Review Comment:
I thank the authors for considering my feedback and addressing some of the mentioned aspects in their new version of the paper. In general the new revision of this paper only seems to contain minor changes and most of my original comments are still valid. The author's response and new version sufficiently address the questions 1-5, 9 and 12-14 in their response to reviewer 3. However, the other questions are not sufficiently addressed from my perspective. In the following I would like to elaborate on each question and the provided answer:
Question 6
The authors state that they collected the dataset in compliance with the terms of service applicable at that time from Dotdash Meredith. The terms of service changed in the meantime, which means that no updates from Allrecipes.com can be included in RecipeKG. Given that this is the only data source presented in the paper, the KG can not be updated in a straightforward way, i.e. following the presented pipeline. Personally, I would assess the likelihood of copyright-related issues a bit higher, especially given that the terms of service changed and already prohibit the authors from updating their KG, but I did not look into the mentioned precedent. For my review I will still consider this as a small risk for the long-term availability. The authors could provide actual lawsuits or legal expert opinions on this matter. Just the existence of other datasets with potential copyright-issues does not count as precedent in a legal sense.
Question 7
Section 3.3 now provides a better description of the modelling process in general. However, the added text provides insights on how blank nodes are used, but I am still not sure why they are used.
Question 8
I agree with the authors that outdated datasets can support research.
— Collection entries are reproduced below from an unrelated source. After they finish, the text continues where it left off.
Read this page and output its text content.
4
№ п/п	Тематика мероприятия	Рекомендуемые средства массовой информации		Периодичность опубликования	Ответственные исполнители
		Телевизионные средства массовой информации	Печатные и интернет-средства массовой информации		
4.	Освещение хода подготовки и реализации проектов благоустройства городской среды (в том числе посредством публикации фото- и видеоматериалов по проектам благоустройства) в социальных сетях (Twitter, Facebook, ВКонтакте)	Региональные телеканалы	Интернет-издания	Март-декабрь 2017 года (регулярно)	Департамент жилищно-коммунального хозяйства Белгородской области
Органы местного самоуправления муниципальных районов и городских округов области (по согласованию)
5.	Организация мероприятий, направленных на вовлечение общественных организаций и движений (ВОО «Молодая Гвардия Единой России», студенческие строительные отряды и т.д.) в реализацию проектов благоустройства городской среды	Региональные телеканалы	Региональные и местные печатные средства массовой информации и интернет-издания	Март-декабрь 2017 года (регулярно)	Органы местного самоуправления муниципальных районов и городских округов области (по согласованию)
But these datasets provide support despite being outdated. It is still a drawback of such a dataset. Providing a single example of an outdated dataset with significant attention does not change that.
Of course the publication of a paper describing a KG can improve the visibility, but for papers in this journal the usefulness of the dataset should be shown by corresponding third-party uses. The git repository does not show this kind of third-party uses.
Question 10
According to the authors the novelty of their work is modelling of health scores by using SWRL rules and the extraction of the Allrecipes.com category system. Both aspects are not described nor investigated in detail as part of this work.
Question 11
But how would such SWRL rules look like? Given that this is one of the claimed novelties of this paper the authors should focus on this aspect in more detail. A user of RecipeKG would need to write these rules, but the paper does not show how these SWRL rules are created. Especially, if the KG should be used by domain experts a really detailed description of this is necessary.
Question 12
I overlooked the mention of the data provenance in the paper. Of course this addresses my initial question. In order to really support such comparisons, it might be useful to model the data provenance in the KG, too.
Question 15
The extracted categories are defined by Allrecipes.com to support navigation and search on their website and not designed for any kind of research. The authors seem to just assume that any kind of category helps researchers. For me this claim remains unsupported.
Overall, the new version of the paper and dataset still lacks a clear use-case, is not maintained nor was the linking towards existing datasets in this area (mapping only 89 from 6309 ingredients without further explanation) improved. The description is improved to some extent, but the paper still does not go beyond defining a few rules and it still lacks any discussion on this. This work seems to be more suitable for a workshop or a short conference paper.
|